The Metaverse is a federation architecture and protocol for virtual worlds that supports the seamless transfer of user agents and assets between them. This Reference Guide explains the Metaverse for implementers.

One core design principle of the Metaverse is that it is entirely a server-side-to-server-side federation. Clients are assumed to be relatively passive elements that interact only with the server side authority that the user is currently visiting. All interactions between a client and another virtual world are proxied by the virtual world that the client is currently connected to. This is opposed to other architectures where clients play a more active role in maintaining connections to several server-sides.
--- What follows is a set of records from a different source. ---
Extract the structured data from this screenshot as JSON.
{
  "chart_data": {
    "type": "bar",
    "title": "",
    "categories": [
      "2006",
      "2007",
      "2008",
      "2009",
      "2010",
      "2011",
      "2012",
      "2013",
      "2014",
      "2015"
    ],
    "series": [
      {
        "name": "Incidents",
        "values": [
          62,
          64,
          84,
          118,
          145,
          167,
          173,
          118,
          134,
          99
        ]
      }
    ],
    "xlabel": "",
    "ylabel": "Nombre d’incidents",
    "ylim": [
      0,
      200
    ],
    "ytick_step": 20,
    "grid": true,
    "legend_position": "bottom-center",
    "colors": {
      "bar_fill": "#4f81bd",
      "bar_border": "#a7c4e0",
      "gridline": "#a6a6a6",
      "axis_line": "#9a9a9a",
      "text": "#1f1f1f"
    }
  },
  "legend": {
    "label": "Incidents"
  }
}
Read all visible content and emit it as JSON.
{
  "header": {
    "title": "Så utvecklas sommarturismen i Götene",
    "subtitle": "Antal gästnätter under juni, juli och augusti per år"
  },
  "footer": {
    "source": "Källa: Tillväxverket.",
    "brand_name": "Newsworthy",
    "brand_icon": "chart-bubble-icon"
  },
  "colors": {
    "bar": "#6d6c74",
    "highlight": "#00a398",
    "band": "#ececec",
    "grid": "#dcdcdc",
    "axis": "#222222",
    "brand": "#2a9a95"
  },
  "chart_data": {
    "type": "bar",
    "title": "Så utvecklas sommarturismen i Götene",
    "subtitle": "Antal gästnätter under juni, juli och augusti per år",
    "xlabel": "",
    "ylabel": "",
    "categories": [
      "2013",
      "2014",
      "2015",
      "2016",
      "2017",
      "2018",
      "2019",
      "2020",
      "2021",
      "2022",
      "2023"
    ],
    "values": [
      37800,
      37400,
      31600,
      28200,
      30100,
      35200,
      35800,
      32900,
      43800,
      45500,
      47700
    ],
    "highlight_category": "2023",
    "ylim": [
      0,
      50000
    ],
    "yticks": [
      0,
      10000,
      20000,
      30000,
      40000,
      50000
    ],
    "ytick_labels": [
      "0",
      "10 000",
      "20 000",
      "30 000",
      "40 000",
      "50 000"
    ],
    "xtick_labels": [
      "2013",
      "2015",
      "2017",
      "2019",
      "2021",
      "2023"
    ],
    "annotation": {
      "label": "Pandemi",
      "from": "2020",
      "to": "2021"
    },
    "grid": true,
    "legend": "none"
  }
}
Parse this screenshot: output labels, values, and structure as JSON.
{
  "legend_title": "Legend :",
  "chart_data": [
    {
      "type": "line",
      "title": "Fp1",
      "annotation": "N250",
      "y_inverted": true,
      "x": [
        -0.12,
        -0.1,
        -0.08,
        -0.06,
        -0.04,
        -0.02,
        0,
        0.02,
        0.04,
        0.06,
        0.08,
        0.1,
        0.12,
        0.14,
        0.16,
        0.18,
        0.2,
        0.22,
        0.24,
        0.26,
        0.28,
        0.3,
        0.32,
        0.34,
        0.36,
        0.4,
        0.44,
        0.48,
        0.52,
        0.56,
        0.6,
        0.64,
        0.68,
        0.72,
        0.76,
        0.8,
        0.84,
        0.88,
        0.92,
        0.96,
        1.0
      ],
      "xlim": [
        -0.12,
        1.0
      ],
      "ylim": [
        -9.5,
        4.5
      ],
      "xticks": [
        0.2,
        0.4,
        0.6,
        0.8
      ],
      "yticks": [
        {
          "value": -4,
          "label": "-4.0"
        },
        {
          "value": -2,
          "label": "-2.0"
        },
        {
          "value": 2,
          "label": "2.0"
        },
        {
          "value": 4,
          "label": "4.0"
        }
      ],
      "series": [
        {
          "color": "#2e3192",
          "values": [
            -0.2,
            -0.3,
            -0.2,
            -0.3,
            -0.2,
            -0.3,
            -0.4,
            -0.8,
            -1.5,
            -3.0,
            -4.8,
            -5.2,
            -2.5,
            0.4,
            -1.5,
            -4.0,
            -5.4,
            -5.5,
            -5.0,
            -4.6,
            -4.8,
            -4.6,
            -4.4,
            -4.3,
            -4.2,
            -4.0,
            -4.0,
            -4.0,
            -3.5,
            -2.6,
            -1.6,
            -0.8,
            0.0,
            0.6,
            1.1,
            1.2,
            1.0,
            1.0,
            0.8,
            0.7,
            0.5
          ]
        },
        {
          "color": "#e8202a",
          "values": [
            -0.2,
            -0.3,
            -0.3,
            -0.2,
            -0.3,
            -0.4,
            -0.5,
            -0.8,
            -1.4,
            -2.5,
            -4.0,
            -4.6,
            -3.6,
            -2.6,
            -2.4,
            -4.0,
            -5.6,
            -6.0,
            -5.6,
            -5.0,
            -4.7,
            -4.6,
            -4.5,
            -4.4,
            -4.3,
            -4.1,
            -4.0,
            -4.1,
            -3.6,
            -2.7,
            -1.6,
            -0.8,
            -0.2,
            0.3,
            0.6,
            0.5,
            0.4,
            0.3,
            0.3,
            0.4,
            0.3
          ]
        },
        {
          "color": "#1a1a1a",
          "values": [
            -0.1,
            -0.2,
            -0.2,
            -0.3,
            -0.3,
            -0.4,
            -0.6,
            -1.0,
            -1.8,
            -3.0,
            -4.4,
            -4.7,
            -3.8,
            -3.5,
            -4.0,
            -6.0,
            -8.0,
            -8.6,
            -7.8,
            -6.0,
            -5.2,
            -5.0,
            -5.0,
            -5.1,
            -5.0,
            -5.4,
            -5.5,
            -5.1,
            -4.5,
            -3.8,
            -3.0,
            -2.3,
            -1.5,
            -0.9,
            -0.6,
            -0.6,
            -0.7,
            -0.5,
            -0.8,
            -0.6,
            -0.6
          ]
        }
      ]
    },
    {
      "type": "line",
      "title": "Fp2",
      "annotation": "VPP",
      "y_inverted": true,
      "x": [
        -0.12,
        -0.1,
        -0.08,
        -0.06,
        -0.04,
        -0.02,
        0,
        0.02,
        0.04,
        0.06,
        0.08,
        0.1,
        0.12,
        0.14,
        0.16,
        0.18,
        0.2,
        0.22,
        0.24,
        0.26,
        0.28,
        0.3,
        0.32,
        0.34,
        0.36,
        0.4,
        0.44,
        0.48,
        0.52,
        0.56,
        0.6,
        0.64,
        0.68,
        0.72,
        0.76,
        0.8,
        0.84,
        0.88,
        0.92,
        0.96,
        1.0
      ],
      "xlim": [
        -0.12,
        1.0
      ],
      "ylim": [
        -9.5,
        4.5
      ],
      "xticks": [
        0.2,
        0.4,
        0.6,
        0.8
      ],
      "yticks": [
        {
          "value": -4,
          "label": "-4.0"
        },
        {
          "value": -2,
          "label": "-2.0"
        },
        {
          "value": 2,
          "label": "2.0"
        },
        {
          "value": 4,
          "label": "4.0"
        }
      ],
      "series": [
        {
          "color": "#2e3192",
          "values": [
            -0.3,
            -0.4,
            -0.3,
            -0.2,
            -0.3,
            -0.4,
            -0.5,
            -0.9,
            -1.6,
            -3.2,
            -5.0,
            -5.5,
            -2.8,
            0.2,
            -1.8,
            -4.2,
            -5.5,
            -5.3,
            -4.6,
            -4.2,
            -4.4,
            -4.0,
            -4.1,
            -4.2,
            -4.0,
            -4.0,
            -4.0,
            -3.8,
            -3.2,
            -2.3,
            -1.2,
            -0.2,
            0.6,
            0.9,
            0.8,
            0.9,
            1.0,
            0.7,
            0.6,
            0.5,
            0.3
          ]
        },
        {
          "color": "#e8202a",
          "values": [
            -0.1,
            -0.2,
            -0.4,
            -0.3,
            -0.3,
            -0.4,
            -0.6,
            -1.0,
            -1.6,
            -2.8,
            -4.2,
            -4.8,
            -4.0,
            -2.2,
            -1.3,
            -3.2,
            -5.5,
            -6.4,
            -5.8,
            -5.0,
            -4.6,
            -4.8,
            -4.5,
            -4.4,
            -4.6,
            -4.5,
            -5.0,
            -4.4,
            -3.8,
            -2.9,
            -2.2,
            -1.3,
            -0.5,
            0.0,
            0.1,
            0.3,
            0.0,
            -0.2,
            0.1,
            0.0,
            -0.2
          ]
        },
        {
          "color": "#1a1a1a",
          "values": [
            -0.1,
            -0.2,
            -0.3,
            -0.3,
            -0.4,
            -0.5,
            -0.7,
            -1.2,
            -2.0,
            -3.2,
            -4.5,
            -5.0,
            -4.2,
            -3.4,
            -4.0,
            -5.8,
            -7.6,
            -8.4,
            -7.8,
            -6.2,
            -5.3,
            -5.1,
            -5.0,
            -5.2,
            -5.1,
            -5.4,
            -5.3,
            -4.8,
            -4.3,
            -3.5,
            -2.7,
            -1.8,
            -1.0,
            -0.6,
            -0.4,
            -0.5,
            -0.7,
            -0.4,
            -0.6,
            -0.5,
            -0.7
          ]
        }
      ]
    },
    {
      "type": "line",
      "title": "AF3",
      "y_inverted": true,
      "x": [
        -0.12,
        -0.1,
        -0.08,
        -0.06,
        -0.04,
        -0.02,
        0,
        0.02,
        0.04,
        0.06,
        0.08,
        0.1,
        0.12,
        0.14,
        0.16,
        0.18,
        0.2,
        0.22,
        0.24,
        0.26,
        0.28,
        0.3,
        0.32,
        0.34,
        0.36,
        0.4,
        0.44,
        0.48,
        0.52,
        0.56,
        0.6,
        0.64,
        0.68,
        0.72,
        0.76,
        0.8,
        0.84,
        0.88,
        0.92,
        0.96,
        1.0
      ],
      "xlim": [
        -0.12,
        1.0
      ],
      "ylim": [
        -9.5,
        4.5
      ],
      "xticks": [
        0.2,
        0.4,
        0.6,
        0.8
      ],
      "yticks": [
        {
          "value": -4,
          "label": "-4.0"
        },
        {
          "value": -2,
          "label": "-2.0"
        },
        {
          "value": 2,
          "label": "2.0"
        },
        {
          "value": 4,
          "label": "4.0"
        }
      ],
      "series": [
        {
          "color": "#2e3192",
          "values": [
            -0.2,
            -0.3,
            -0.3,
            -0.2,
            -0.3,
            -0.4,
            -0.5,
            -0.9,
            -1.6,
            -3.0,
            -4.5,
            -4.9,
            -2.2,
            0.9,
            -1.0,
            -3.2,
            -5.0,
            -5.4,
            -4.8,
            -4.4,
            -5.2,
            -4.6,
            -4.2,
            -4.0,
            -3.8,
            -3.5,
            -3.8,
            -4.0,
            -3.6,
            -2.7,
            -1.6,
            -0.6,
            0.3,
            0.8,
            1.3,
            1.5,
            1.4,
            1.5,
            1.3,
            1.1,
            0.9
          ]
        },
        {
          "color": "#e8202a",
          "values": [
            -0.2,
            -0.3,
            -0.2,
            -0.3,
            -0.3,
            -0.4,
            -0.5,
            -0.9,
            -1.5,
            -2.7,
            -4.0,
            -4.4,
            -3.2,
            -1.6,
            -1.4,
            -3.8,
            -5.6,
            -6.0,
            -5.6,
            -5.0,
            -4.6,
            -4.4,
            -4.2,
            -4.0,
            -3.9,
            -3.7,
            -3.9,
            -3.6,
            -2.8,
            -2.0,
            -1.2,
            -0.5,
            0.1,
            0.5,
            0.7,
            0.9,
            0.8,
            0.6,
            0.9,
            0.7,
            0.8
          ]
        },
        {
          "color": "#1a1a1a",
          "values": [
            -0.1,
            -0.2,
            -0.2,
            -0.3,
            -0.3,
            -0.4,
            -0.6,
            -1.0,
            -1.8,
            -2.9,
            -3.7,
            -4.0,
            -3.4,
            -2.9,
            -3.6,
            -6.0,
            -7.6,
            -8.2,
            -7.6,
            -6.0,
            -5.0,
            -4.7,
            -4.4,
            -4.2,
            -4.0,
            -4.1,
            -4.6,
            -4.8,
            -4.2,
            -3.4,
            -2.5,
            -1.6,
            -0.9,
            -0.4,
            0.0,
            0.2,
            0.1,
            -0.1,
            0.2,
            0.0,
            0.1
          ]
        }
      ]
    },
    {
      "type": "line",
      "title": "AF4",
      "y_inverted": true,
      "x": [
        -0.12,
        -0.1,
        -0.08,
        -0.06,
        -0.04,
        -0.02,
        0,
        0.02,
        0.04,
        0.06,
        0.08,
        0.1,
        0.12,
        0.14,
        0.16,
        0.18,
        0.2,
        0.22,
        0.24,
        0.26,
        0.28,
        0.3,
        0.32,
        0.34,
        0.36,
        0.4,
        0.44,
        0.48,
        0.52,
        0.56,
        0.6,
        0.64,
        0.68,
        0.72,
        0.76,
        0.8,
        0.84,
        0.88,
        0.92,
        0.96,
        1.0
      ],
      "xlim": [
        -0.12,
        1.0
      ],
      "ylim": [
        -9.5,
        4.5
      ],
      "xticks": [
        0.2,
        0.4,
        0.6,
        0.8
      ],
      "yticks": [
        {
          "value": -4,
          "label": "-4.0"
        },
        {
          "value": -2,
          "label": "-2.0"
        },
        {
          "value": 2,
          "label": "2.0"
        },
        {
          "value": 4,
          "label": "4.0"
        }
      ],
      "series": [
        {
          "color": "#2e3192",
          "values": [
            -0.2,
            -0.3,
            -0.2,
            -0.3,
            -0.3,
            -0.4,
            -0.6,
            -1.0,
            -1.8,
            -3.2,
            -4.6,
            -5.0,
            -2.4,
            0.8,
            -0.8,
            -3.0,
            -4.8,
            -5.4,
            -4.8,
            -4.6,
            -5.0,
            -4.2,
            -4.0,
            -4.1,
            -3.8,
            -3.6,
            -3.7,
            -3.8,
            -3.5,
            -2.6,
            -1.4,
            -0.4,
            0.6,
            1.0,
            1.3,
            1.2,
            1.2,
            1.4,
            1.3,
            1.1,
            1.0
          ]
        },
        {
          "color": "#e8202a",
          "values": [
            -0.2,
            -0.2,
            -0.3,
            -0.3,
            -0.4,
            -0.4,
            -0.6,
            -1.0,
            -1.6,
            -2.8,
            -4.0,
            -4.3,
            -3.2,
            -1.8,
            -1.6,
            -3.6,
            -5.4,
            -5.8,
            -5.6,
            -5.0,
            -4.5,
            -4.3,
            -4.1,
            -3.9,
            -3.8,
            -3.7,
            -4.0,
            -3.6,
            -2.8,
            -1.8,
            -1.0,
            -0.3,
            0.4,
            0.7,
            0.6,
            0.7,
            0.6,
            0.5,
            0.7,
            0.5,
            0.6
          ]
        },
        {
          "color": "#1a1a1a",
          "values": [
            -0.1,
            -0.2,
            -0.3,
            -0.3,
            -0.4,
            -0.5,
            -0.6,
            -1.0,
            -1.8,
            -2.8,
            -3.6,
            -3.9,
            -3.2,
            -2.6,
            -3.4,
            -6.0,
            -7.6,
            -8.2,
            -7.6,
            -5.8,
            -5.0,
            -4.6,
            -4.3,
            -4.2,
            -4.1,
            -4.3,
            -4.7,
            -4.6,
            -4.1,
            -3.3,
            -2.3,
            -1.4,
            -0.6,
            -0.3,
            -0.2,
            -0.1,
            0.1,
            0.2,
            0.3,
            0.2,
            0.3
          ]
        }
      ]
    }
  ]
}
This design decision comes as a pragmatic necessity given the clients that the Metaverse browsers.

The Metaverse consists of a number of services that can be added to a virtual world, each one establishing a federation for that particular kind of service. In the Metaverse, interoperation between virtual worlds is triggered by the use of Universal Unique Identifiers which include a domain of origin. These UUIs are given to the virtual worlds either explicitly by direct input from users or implicitly as user agents move from one virtual world to another. User agents carry with them "bags of references" to entities that may be outside the virtual world that they are currently visiting.

Purpose: this is a protocol discovery service. In principle, this is the only service whose network API must be agreed upon throughout the Metaverse; all other services' network APIs can, in principle, be different for the same types of services. This gives a lot of flexibility to each virtual world implementer and the Federation itself, as there is no need to establish network-level standards, only abstract service interface standards. Authorities invoke this service upon needing to interact with a new authority for the first time in order to discover the mechanism by which the interaction can take place. The Helo service plays a similar role to that of Web Services Description Languages (WSDL), but it is a much more concise, and consequently less flexible, mechanism than WSDL.